The next saga of the metaverse may be insurance, but how can this be applied to the intangible? Decentralized, untraceable, and vague pretty much describes anything related to the metaverse – VR/AR glasses are no exception and come with their own host of unique consumer protection issues. Unlike a photo or video being documented, generally via front or back facing camera, the real-world ownership of gestures made and recorded by VR/AR glasses inside a virtual reality environment is vague. Is it owned by the person who first made the gesture? The individual(s) videographing? The millions of users who copied the gesture and made it go viral? Or, the individuals who monetized it?

If one user were to purchase insurance on a motion, as soon as it was monetized it would become a loss that would need to be claimed.
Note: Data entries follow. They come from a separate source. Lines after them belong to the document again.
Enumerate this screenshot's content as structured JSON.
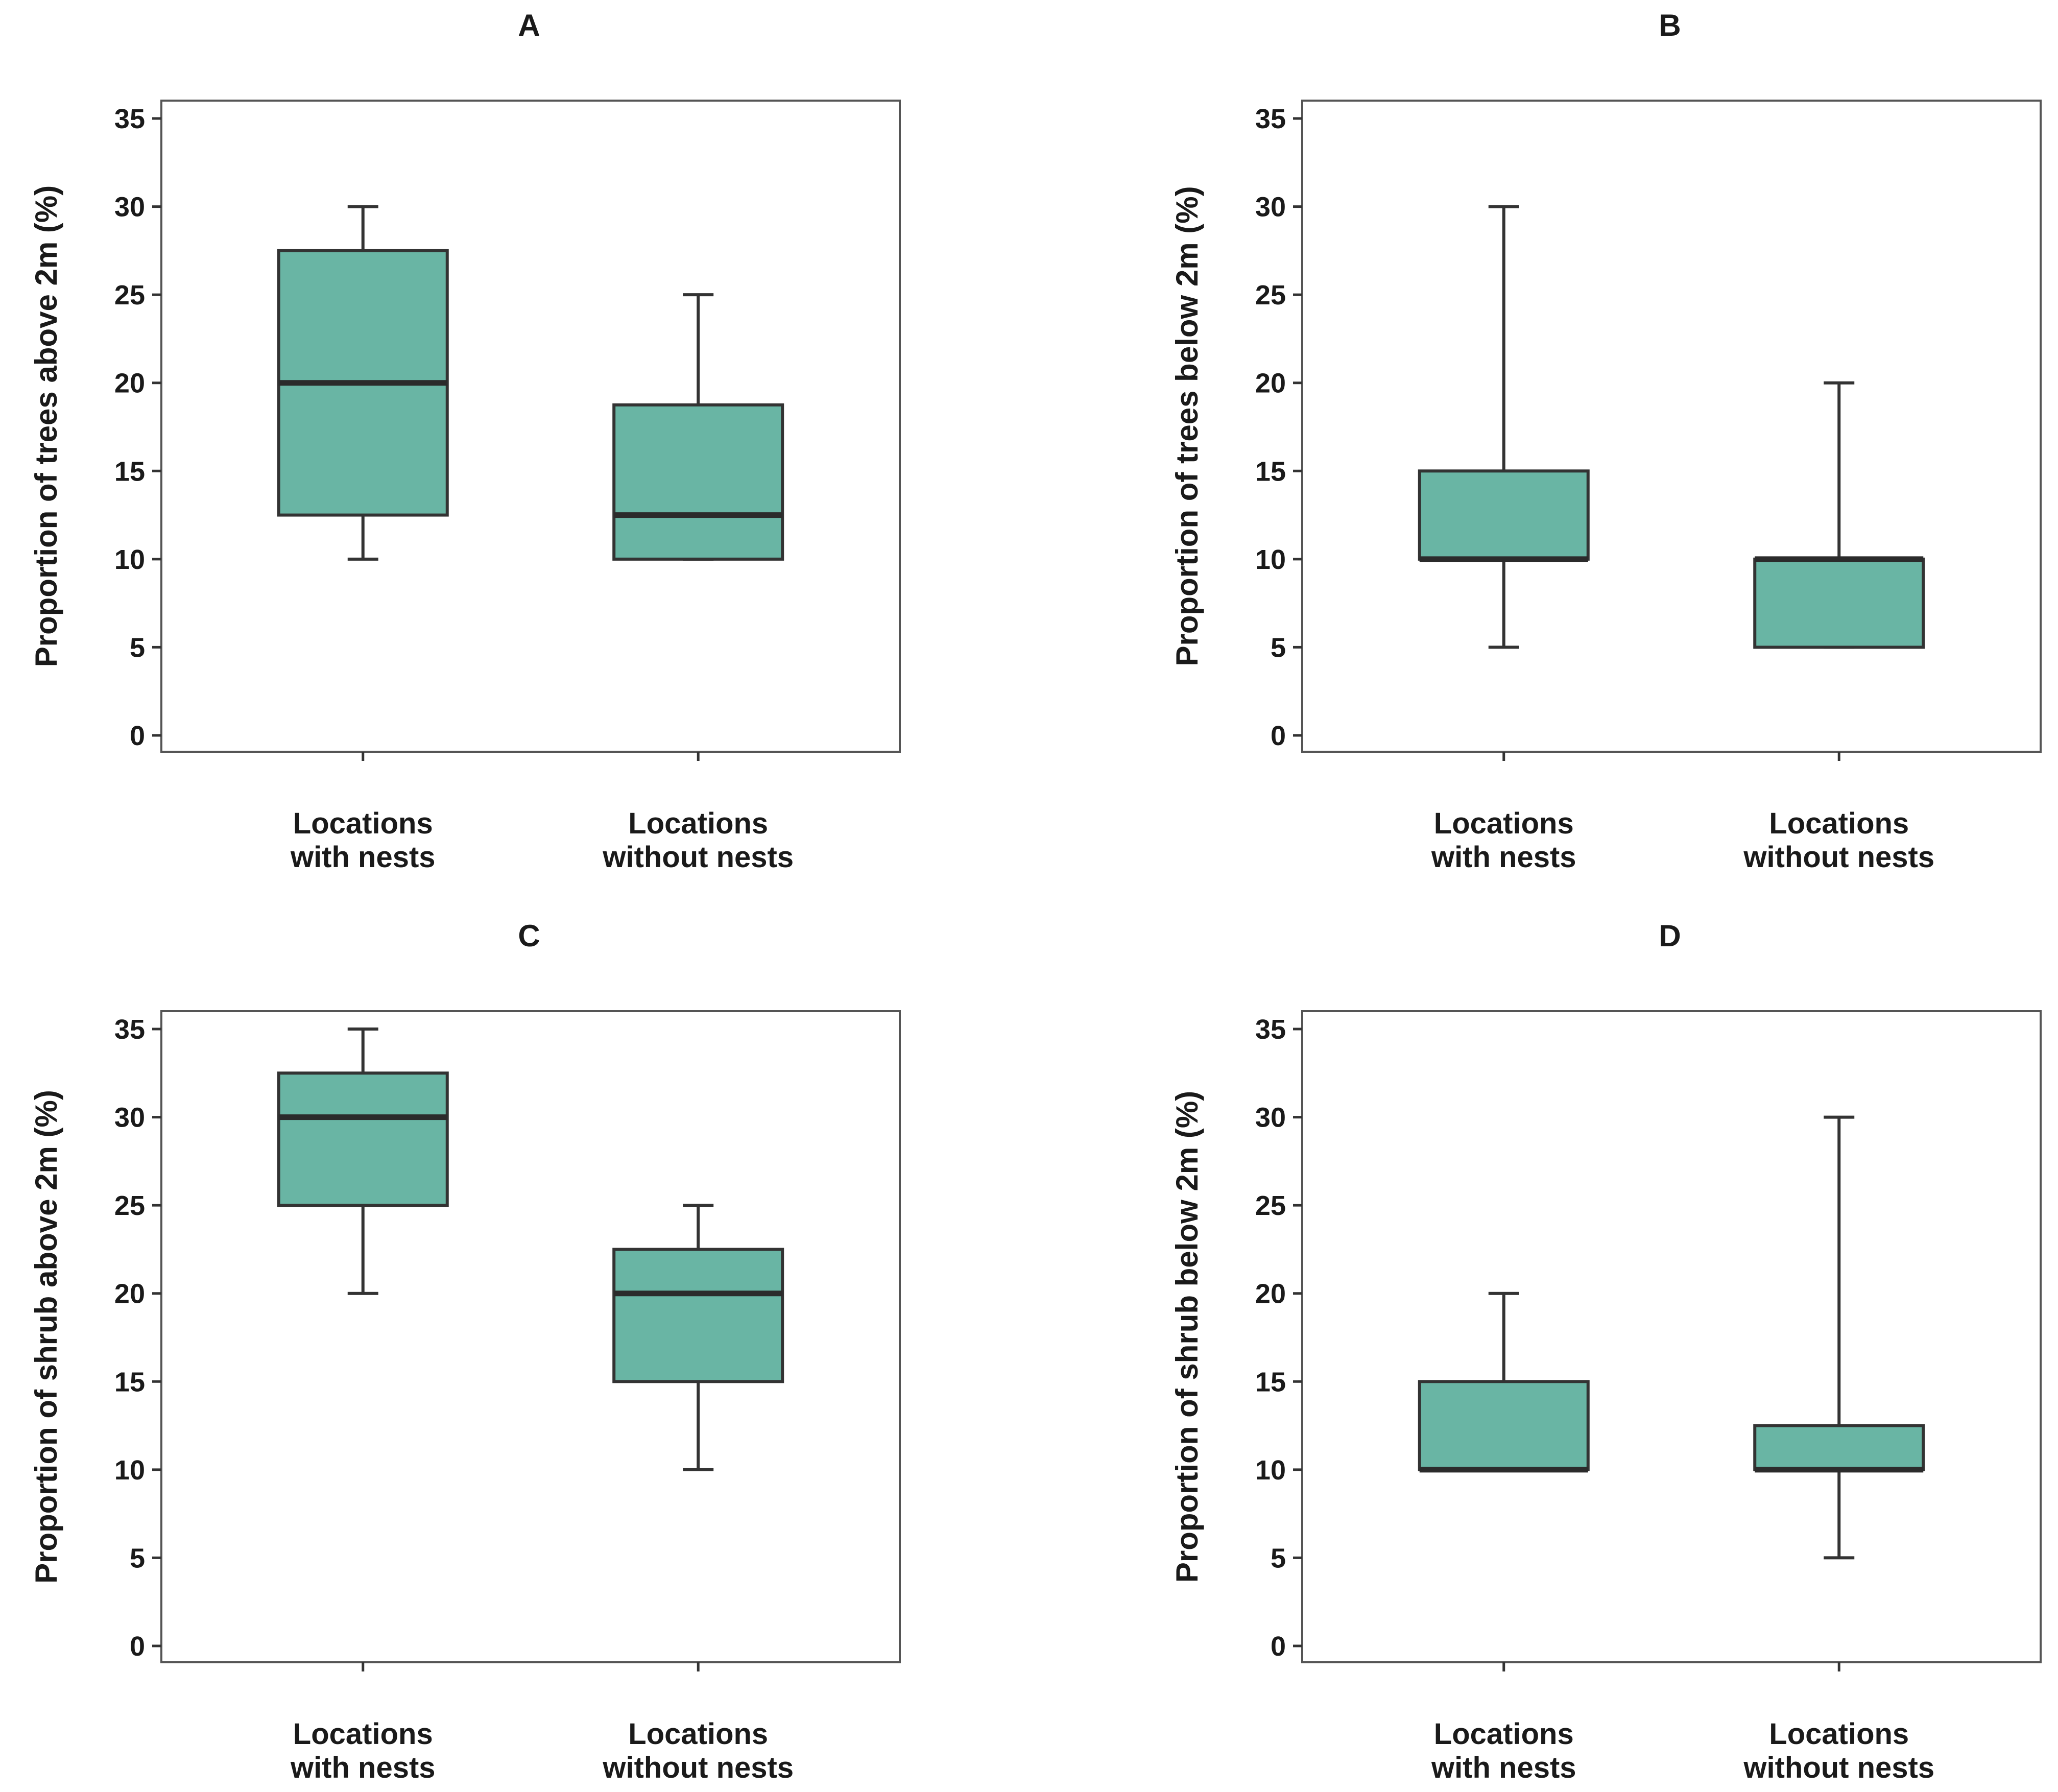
{
  "chart_data": [
    {
      "type": "box",
      "title": "A",
      "xlabel": "",
      "ylabel": "Proportion of trees above 2m (%)",
      "categories": [
        "Locations\nwith nests",
        "Locations\nwithout nests"
      ],
      "ylim": [
        0,
        35
      ],
      "yticks": [
        0,
        5,
        10,
        15,
        20,
        25,
        30,
        35
      ],
      "boxes": [
        {
          "category": "Locations with nests",
          "min": 10,
          "q1": 12.5,
          "median": 20,
          "q3": 27.5,
          "max": 30
        },
        {
          "category": "Locations without nests",
          "min": 10,
          "q1": 10,
          "median": 12.5,
          "q3": 18.75,
          "max": 25
        }
      ],
      "fill_color": "#69b5a4",
      "grid": false
    },
    {
      "type": "box",
      "title": "B",
      "xlabel": "",
      "ylabel": "Proportion of trees below 2m (%)",
      "categories": [
        "Locations\nwith nests",
        "Locations\nwithout nests"
      ],
      "ylim": [
        0,
        35
      ],
      "yticks": [
        0,
        5,
        10,
        15,
        20,
        25,
        30,
        35
      ],
      "boxes": [
        {
          "category": "Locations with nests",
          "min": 5,
          "q1": 10,
          "median": 10,
          "q3": 15,
          "max": 30
        },
        {
          "category": "Locations without nests",
          "min": 5,
          "q1": 5,
          "median": 10,
          "q3": 10,
          "max": 20
        }
      ],
      "fill_color": "#69b5a4",
      "grid": false
    },
    {
      "type": "box",
      "title": "C",
      "xlabel": "",
      "ylabel": "Proportion of shrub above 2m (%)",
      "categories": [
        "Locations\nwith nests",
        "Locations\nwithout nests"
      ],
      "ylim": [
        0,
        35
      ],
      "yticks": [
        0,
        5,
        10,
        15,
        20,
        25,
        30,
        35
      ],
      "boxes": [
        {
          "category": "Locations with nests",
          "min": 20,
          "q1": 25,
          "median": 30,
          "q3": 32.5,
          "max": 35
        },
        {
          "category": "Locations without nests",
          "min": 10,
          "q1": 15,
          "median": 20,
          "q3": 22.5,
          "max": 25
        }
      ],
      "fill_color": "#69b5a4",
      "grid": false
    },
    {
      "type": "box",
      "title": "D",
      "xlabel": "",
      "ylabel": "Proportion of shrub below 2m (%)",
      "categories": [
        "Locations\nwith nests",
        "Locations\nwithout nests"
      ],
      "ylim": [
        0,
        35
      ],
      "yticks": [
        0,
        5,
        10,
        15,
        20,
        25,
        30,
        35
      ],
      "boxes": [
        {
          "category": "Locations with nests",
          "min": 10,
          "q1": 10,
          "median": 10,
          "q3": 15,
          "max": 20
        },
        {
          "category": "Locations without nests",
          "min": 5,
          "q1": 10,
          "median": 10,
          "q3": 12.5,
          "max": 30
        }
      ],
      "fill_color": "#69b5a4",
      "grid": false
    }
  ]
}
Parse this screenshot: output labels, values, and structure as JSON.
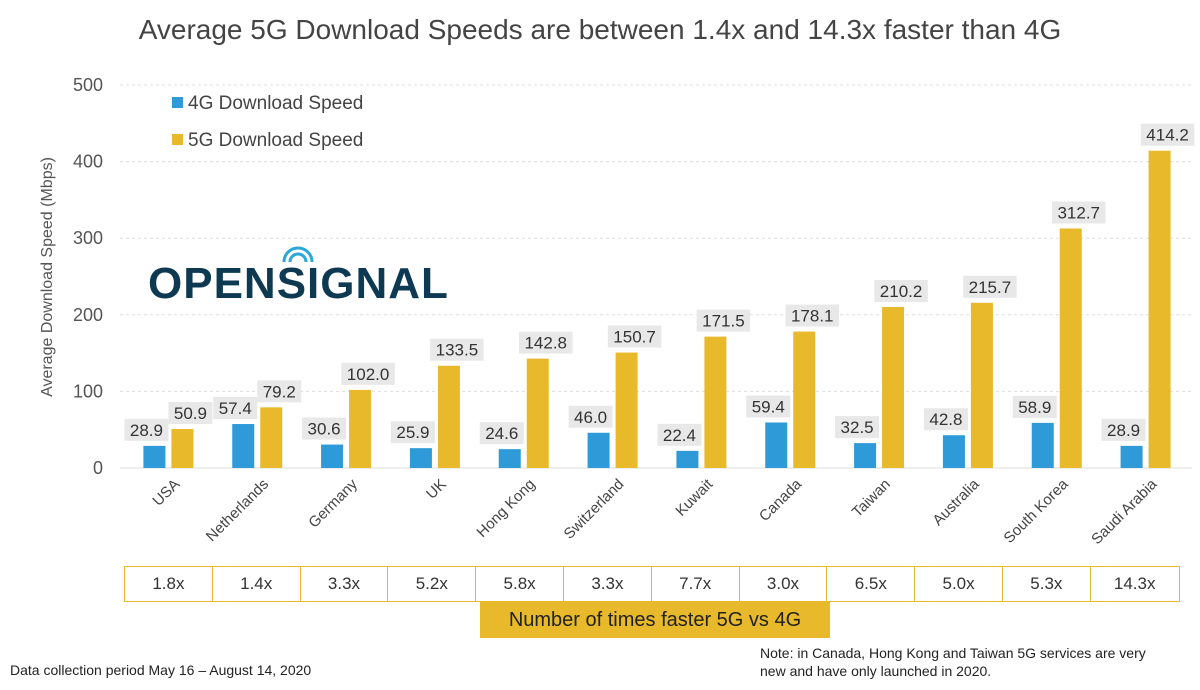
{
  "chart_data": {
    "type": "bar",
    "title": "Average 5G Download Speeds are between 1.4x and 14.3x faster than 4G",
    "ylabel": "Average Download Speed (Mbps)",
    "xlabel": "",
    "ylim": [
      0,
      500
    ],
    "yticks": [
      "0",
      "100",
      "200",
      "300",
      "400",
      "500"
    ],
    "grid": true,
    "legend_placement": "top-left",
    "categories": [
      "USA",
      "Netherlands",
      "Germany",
      "UK",
      "Hong Kong",
      "Switzerland",
      "Kuwait",
      "Canada",
      "Taiwan",
      "Australia",
      "South Korea",
      "Saudi Arabia"
    ],
    "series": [
      {
        "name": "4G Download Speed",
        "color": "#2e9ad8",
        "values": [
          28.9,
          57.4,
          30.6,
          25.9,
          24.6,
          46.0,
          22.4,
          59.4,
          32.5,
          42.8,
          58.9,
          28.9
        ],
        "labels": [
          "28.9",
          "57.4",
          "30.6",
          "25.9",
          "24.6",
          "46.0",
          "22.4",
          "59.4",
          "32.5",
          "42.8",
          "58.9",
          "28.9"
        ]
      },
      {
        "name": "5G Download Speed",
        "color": "#e8b92a",
        "values": [
          50.9,
          79.2,
          102.0,
          133.5,
          142.8,
          150.7,
          171.5,
          178.1,
          210.2,
          215.7,
          312.7,
          414.2
        ],
        "labels": [
          "50.9",
          "79.2",
          "102.0",
          "133.5",
          "142.8",
          "150.7",
          "171.5",
          "178.1",
          "210.2",
          "215.7",
          "312.7",
          "414.2"
        ]
      }
    ],
    "ratios": [
      "1.8x",
      "1.4x",
      "3.3x",
      "5.2x",
      "5.8x",
      "3.3x",
      "7.7x",
      "3.0x",
      "6.5x",
      "5.0x",
      "5.3x",
      "14.3x"
    ],
    "ratio_caption": "Number of times faster 5G vs 4G"
  },
  "logo": {
    "text": "OPENSIGNAL",
    "color": "#0d3a52",
    "accent": "#2aa8d8"
  },
  "footer": {
    "left": "Data collection period May 16 – August 14, 2020",
    "note": "Note: in Canada, Hong Kong and Taiwan 5G services are very new and have only launched in 2020."
  }
}
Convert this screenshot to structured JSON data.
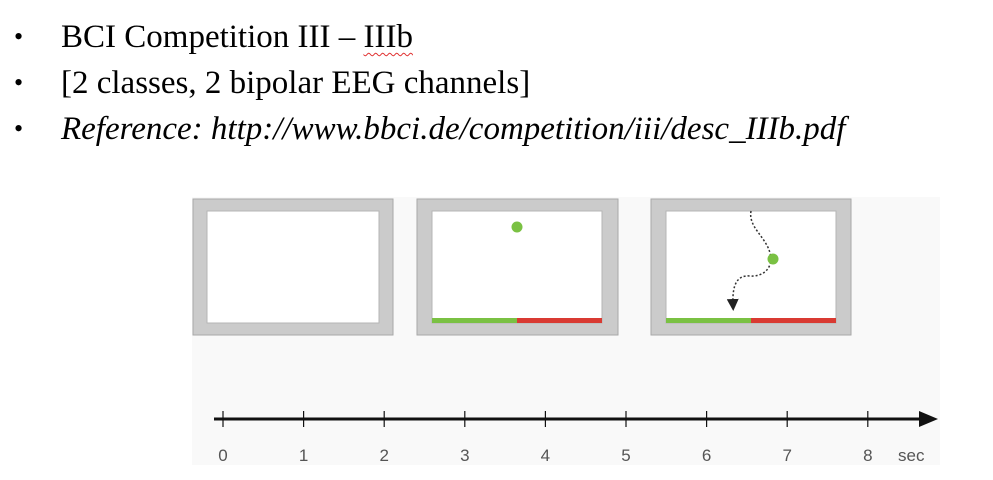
{
  "bullets": [
    {
      "text_main": "BCI Competition III – ",
      "text_marked": "IIIb",
      "italic": false
    },
    {
      "text_main": "[2 classes, 2 bipolar EEG channels]",
      "text_marked": "",
      "italic": false
    },
    {
      "text_main": "Reference: http://www.bbci.de/competition/iii/desc_IIIb.pdf",
      "text_marked": "",
      "italic": true
    }
  ],
  "bullet_glyph": "•",
  "timeline": {
    "ticks": [
      "0",
      "1",
      "2",
      "3",
      "4",
      "5",
      "6",
      "7",
      "8"
    ],
    "unit": "sec"
  },
  "colors": {
    "frame": "#cbcbcb",
    "frame_border": "#a8a8a8",
    "ball": "#7ac143",
    "bar_left": "#7ac143",
    "bar_right": "#d93a32",
    "axis": "#111111"
  },
  "screens": [
    {
      "content": "blank"
    },
    {
      "content": "ball-and-bar"
    },
    {
      "content": "ball-trajectory-and-bar"
    }
  ]
}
Fast-forward to millions of permutations arising from repeated monetization of a motion, and the notion of ownership becomes even fuzzier. With this many users involved, the payout would be a class action lawsuit every time. 

Consider the viral “dab” gesture, which has since been made into millions of NFTs – no one knows who the original subject was (and likely never will), and widespread use and monetization of the motion would make it extremely difficult to insure. 

In navigating the decentralized territory of the Metaverse, it’s impossible not to consider Apple’s role. They may be playing on the same team right now, but could there soon be multiple metaverses spearheaded by warring tech giants?